Insider Trading Worldwide Code of Conduct PBG

Insider Trading

PBG is committed to the principle of fair and open markets for publicly traded securities in accordance with the requirements of the United States securities laws. Insider trading – trading in a company’s stock based on knowledge of material facts not known to the public at large – is illegal. Tipping others to such material, non-public information is also illegal in many circumstances. There are significant civil and criminal penalties for both actions, including large penalties and jail terms.

You should never trade in PBG’s stock based on your knowledge of material information not known to the public at large. Information is considered material if there is a substantial likelihood that a reasonable investor would consider it important to his or her decision to buy, sell, or hold securities. This policy applies to direct purchases and sales of PBG stock and, where applicable, the exercise of PBG stock options and 401(k) plan and income deferred plan transactions (other than those resulting from your payroll deduction election).

You should also never give material non-public information about PBG to anyone outside PBG, including members of your immediate family. PBG strictly forbids all employees, directors, and officers from using material non-public information about PBG for personal advantage or enabling others to do so. PBG also prohibits all employees, directors, and officers from engaging in short selling (which means selling securities that you do not yet own) or trading in puts, calls, or market traded options with respect to PBG securities.

In addition, you should never trade in the stock of other companies based on material non-public information that you obtain about that company through your employment at, or association with, PBG. Examples of material information include a significant upward or downward revision of earnings forecasts, a significant development regarding a customer (such as acquisition or loss of a substantial contract), development of a significant new product, a major management change, a significant acquisition or divestiture, or events involving the Company’s securities, such as stock splits or dividends. Information is considered non-public until it appears in press releases or in filings with the SEC and the market has had time to absorb it (generally 48 hours).

For more information on insider trading and tipping, please contact the Law Department.

QI’ve learned that PBG is getting close to awarding the bid for a large purchase of equipment to a new supplier. I know that our business will be a significant event for the supplier and I expect that its stock will go up once the news is announced. Can I purchase some of the supplier’s stock?
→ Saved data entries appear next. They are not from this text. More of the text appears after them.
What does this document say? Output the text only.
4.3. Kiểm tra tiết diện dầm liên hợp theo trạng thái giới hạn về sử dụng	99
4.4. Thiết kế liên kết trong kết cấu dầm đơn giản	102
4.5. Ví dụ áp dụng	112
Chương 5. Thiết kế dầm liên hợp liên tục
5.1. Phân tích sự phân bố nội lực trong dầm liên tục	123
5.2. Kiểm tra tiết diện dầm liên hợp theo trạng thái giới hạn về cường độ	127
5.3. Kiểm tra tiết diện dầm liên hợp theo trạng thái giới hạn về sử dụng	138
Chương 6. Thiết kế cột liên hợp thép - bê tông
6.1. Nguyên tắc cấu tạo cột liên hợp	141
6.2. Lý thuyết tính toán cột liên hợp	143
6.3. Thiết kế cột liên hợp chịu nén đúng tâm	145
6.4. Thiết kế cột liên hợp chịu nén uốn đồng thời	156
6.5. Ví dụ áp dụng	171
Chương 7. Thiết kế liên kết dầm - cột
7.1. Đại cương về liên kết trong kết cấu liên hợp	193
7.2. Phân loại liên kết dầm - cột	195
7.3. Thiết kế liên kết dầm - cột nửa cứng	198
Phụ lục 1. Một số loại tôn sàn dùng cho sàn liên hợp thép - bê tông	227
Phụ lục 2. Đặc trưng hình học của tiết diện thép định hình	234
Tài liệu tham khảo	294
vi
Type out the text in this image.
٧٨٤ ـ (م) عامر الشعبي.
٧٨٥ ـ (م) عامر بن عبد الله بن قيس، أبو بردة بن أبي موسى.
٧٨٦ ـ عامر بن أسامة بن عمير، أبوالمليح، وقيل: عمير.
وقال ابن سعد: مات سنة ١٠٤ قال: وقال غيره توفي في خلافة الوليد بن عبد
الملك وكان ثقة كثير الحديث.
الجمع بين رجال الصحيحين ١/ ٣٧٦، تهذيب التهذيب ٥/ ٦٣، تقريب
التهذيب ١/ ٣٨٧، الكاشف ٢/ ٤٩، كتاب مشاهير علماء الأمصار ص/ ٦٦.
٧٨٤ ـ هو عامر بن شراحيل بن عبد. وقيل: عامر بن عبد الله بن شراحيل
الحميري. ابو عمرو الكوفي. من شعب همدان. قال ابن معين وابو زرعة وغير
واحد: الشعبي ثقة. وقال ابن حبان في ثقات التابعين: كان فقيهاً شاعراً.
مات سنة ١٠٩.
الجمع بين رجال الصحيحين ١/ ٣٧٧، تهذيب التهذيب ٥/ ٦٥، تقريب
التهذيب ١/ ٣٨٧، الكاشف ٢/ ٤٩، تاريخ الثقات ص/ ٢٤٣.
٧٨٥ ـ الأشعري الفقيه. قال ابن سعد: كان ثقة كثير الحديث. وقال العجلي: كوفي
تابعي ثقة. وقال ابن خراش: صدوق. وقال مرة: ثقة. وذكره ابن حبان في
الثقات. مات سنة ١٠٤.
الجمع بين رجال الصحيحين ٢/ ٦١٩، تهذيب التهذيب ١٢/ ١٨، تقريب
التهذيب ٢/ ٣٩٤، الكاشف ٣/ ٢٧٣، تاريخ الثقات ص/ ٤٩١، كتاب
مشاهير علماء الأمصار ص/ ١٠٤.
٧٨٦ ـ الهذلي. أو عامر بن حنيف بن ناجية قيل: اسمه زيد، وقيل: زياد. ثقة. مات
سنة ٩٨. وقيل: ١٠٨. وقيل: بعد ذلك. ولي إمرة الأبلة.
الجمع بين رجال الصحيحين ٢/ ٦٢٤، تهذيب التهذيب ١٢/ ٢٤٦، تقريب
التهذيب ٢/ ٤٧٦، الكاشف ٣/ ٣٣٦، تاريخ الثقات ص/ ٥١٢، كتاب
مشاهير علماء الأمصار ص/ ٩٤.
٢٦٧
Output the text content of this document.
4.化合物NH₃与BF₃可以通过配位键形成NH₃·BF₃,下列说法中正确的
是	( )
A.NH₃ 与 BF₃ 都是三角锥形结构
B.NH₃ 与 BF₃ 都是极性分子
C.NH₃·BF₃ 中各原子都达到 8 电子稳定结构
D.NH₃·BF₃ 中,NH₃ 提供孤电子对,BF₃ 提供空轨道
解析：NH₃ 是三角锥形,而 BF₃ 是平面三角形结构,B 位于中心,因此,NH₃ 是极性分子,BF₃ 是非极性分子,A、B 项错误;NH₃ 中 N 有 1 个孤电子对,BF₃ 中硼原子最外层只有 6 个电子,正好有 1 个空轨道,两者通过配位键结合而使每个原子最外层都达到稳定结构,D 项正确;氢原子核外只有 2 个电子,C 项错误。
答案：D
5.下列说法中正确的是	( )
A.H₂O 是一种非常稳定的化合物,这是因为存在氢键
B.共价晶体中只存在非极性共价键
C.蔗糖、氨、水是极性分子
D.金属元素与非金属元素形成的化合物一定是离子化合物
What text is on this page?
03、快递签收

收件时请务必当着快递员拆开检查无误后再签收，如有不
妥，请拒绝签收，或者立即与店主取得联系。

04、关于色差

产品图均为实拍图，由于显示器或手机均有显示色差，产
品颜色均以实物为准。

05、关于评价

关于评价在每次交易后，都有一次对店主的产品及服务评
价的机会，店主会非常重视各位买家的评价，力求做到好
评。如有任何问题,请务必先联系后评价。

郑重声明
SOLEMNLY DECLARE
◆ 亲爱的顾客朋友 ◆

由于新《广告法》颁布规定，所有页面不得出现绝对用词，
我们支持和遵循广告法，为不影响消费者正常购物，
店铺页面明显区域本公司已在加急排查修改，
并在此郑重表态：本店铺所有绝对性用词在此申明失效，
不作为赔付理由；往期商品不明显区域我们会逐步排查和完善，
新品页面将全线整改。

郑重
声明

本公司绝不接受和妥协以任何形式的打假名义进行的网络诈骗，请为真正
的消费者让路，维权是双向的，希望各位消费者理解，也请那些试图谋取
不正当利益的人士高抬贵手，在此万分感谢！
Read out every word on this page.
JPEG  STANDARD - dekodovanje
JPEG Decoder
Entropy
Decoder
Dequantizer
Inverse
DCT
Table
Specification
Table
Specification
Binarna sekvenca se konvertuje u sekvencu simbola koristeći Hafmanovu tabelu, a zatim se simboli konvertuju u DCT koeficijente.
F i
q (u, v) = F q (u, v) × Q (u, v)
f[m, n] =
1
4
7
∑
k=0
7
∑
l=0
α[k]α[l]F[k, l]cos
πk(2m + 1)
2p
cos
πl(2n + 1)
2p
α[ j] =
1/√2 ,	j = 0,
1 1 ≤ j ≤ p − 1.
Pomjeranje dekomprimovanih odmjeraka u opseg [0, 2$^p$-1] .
ANo. The information that you have regarding the pending award of the bid to this supplier would be considered “material non-public information” and you should not purchase the supplier’s stock prior to the news being announced publicly and not until the stock market has had a chance to absorb the news (generally 48 hours). Also, if your position gives you any decision-making authority with respect to this supplier, ownership of its stock may create a conflict of interest and you should discuss any potential purchase of the stock with your Human Resources Manager.